La psychogénéalogie
La psychogénéalogie, créée par Anne Ancelin Schützenberger, explore la façon dont nous sommes affectés, à notre insu, par les drames vécus par nos ancêtres. Le poids des secrets et des non-dits constitue des souffrances invisibles qui peuvent peser sur toute une lignée. Les évènements douloureux s’enchaînent alors à répétition, jusqu’à ce que l’un des membres de la lignée mette un terme à ces répétitions en sortant de la souffrance.

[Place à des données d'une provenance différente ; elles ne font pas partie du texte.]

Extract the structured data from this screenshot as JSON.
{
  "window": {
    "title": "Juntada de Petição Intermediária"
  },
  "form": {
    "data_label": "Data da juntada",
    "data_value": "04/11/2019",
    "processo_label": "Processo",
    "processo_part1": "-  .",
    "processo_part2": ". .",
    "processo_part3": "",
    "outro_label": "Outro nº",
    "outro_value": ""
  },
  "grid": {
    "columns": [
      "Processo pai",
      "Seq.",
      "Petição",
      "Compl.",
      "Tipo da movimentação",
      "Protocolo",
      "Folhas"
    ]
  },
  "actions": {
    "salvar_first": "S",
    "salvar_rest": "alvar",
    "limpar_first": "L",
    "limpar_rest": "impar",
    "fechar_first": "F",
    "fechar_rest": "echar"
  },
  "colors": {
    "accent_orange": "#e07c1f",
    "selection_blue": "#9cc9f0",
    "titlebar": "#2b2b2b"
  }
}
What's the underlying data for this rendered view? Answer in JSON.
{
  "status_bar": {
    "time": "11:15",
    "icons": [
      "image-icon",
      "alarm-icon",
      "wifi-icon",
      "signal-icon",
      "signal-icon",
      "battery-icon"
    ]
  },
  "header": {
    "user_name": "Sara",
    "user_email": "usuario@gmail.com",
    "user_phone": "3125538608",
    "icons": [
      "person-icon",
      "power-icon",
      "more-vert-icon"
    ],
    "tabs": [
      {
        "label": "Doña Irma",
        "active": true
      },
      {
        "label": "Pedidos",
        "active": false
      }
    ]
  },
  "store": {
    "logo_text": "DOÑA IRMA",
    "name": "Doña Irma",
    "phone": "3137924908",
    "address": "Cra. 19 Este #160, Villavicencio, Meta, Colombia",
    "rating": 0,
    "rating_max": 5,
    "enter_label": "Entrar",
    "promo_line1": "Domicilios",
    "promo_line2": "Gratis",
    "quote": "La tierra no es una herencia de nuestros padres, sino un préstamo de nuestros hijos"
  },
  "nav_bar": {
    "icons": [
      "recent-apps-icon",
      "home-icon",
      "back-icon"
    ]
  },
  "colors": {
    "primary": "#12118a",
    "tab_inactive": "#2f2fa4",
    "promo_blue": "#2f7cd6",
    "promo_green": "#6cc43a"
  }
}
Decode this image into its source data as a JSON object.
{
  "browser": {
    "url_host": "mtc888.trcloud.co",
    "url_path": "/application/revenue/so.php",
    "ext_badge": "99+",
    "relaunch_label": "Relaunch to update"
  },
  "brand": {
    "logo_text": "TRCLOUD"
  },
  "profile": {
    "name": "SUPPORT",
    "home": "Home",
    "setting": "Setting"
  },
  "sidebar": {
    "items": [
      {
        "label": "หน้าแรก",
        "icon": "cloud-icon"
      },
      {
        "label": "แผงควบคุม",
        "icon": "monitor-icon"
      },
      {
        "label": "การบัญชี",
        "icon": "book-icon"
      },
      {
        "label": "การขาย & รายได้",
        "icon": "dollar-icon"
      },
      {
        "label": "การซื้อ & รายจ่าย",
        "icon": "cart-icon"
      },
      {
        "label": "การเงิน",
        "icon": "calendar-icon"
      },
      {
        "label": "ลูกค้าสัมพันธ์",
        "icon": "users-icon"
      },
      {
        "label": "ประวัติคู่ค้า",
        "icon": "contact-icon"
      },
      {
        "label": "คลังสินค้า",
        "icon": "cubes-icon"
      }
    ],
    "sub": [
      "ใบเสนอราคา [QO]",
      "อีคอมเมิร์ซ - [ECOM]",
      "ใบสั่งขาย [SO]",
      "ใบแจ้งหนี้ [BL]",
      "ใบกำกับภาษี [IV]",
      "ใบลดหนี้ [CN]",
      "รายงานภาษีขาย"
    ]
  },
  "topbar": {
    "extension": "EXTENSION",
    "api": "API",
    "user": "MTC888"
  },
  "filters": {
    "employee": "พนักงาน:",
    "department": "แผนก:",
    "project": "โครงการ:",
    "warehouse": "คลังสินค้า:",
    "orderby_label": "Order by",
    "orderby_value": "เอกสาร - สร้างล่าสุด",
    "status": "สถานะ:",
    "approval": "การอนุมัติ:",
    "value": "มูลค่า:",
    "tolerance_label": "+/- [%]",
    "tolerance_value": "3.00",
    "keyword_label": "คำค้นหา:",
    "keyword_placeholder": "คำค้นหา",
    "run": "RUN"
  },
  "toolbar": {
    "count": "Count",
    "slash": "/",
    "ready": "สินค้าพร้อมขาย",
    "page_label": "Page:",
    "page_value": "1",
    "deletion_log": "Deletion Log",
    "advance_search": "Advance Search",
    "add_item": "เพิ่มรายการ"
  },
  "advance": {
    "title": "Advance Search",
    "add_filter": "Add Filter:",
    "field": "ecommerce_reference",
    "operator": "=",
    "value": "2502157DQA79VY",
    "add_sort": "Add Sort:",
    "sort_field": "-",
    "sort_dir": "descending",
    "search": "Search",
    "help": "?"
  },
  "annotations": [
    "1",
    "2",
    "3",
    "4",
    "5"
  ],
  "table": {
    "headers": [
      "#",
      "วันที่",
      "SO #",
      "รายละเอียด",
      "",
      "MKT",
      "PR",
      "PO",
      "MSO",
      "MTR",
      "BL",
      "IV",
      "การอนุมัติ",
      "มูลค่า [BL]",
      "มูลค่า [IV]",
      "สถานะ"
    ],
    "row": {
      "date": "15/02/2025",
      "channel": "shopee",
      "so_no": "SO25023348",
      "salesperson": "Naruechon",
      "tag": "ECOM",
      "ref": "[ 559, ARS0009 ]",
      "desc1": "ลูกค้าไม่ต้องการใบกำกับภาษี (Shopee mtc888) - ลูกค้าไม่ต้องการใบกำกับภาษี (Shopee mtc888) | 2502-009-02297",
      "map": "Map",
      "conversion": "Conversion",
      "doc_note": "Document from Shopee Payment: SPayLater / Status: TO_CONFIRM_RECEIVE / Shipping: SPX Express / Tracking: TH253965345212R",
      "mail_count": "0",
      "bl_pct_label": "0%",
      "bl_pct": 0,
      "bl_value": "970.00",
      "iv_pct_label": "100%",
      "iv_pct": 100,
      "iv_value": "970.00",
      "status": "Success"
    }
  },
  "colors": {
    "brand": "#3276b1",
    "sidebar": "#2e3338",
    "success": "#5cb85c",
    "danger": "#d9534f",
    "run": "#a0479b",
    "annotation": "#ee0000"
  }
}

"La souffrance vient de ce que l'on n'a pas pu montrer ses sentiments, ni en parler, ni le hurler, ni en pleurer, ni le partager, et qu'on a tout enduré en silence. Cette souffrance prend sa source dans le secret, tel un "cadavre dans le placard", voire un fantôme qui crie vengeance ou demande à être reconnu et pleuré.", expliquait Anne Ancelin Schützenberger.
Les neurones miroirs
La découverte des neurones miroirs en 1996, a éclairé d’un jour nouveau les mécanismes à l’oeuvre dans ces transmission silencieuses. Les neurones miroirs sont également appelés « neurones de l’empathie ». Ces neurones s’activent de deux façons : lorsque nous agissons, mais également, lorsque nous voyons quelqu’un d’autre faire une action similaire. Comment cela est-il possible ? Lorsque nous regardons quelqu’un effectuer une action, le simple fait de l’observer active dans notre cerveau les mêmes zones que celles qui s’activent dans son cerveau. Le même processus est à l’oeuvre avec les émotions, peur, angoisse, colère etc. Tout fonctionne comme si nos cerveaux se connectaient les uns aux autres, favorisant une sorte de contagion émotionnelle.
Espace vital
En grandissant, l’enfant apprend les limites de son propre corps, et crée peu à peu son espace vital. Cet espace l’aide à se construire, formant comme une peau qui lui permet d’être au contact des autres. Il peut alors ressentir ses propres émotions et celles de son entourage, tout en faisant de plus en plus la différence entre elles. La conscience qu’il acquiert de lui-même et de son propre espace lui permet de comprendre et d’intégrer qu’il n’est pas lui même en train de vivre ce qu’il perçoit. Lorsqu’ils grandissent auprès de parents qui ont vécus des traumatismes, les capteurs émotionnels et sensoriels des enfants sont saturés. Ils captent tout ce que vivent leurs parents, intonations, mouvements et expressions corporels, atmosphères etc. Ils en sont alors chargés, comme des éponges. Et ils absorbent aussi les non-dits, les secrets de famille, tout ce qui pèse en silence mais parle sans mot.
L'épigénétique
Les généticiens pensent que les traumatismes subis par nos ancêtres s’inscrivent au cœur de notre génome. C’est le champ d’étude de l’épigénétique, une discipline scientifique qui étudie la nature des mécanismes modifiant l’expression des gènes. Des chercheurs de l’hôpital Mont-Sinaï de New York ont démontré en 2015 que des descendants de victimes de l’Holocauste présentaient une méthylation de l’ADN au même endroit que chez leurs ancêtres, sur un gène particulier, en charge de la réponse au stress. Les traumatismes psychiques laissent des marques épigénétiques sur le génome des cellules de notre cerveau qui vont influencer la façon dont celles-ci fonctionneront, et donc nos comportements. Il s’agit en quelque sorte de « cicatrices épigénétiques » que peuvent nous transmettre nos parents ou grand-parents.
Le pouvoir de l'amour
Mais comment guérir les blessures de nos ancêtres logées malgré nous dans notre ADN ? Bonne nouvelle, il semblerait que ces états soient réversibles ! Car si ces traumatismes laissent au coeur de notre génome des cicatrices épigénétiques, un environnement bénéfique peut les guérir. Entreprendre une thérapie peut aider à se libérer de ses blessures. Mais ce n’est pas tout, bien sûr. Des scientifiques ont confié des souriceaux de femelles indifférentes à des mamans souris attentives et inversement, et ont étudié les génomes de souris échangées à la naissance. Leur constat est sans appel : une fois adultes, les souris qui avaient reçu de l’attention présentaient un faible taux de méthylation de l’ADN des cellules liées à la gestion du stress. Ce n’était pas le cas de celles élevées par la mère d’adoption indifférente. L’amour reçu soignerait donc notre être tout entier. Il agirait au cœur même de notre génome, pour le nettoyer des blessures du passé. Le pouvoir de l’amour semble illimité. Et nous ne sommes sans doute qu’au début de découvertes majeures, qui pourraient bien révolutionner notre manière d’être en lien les uns avec les autres.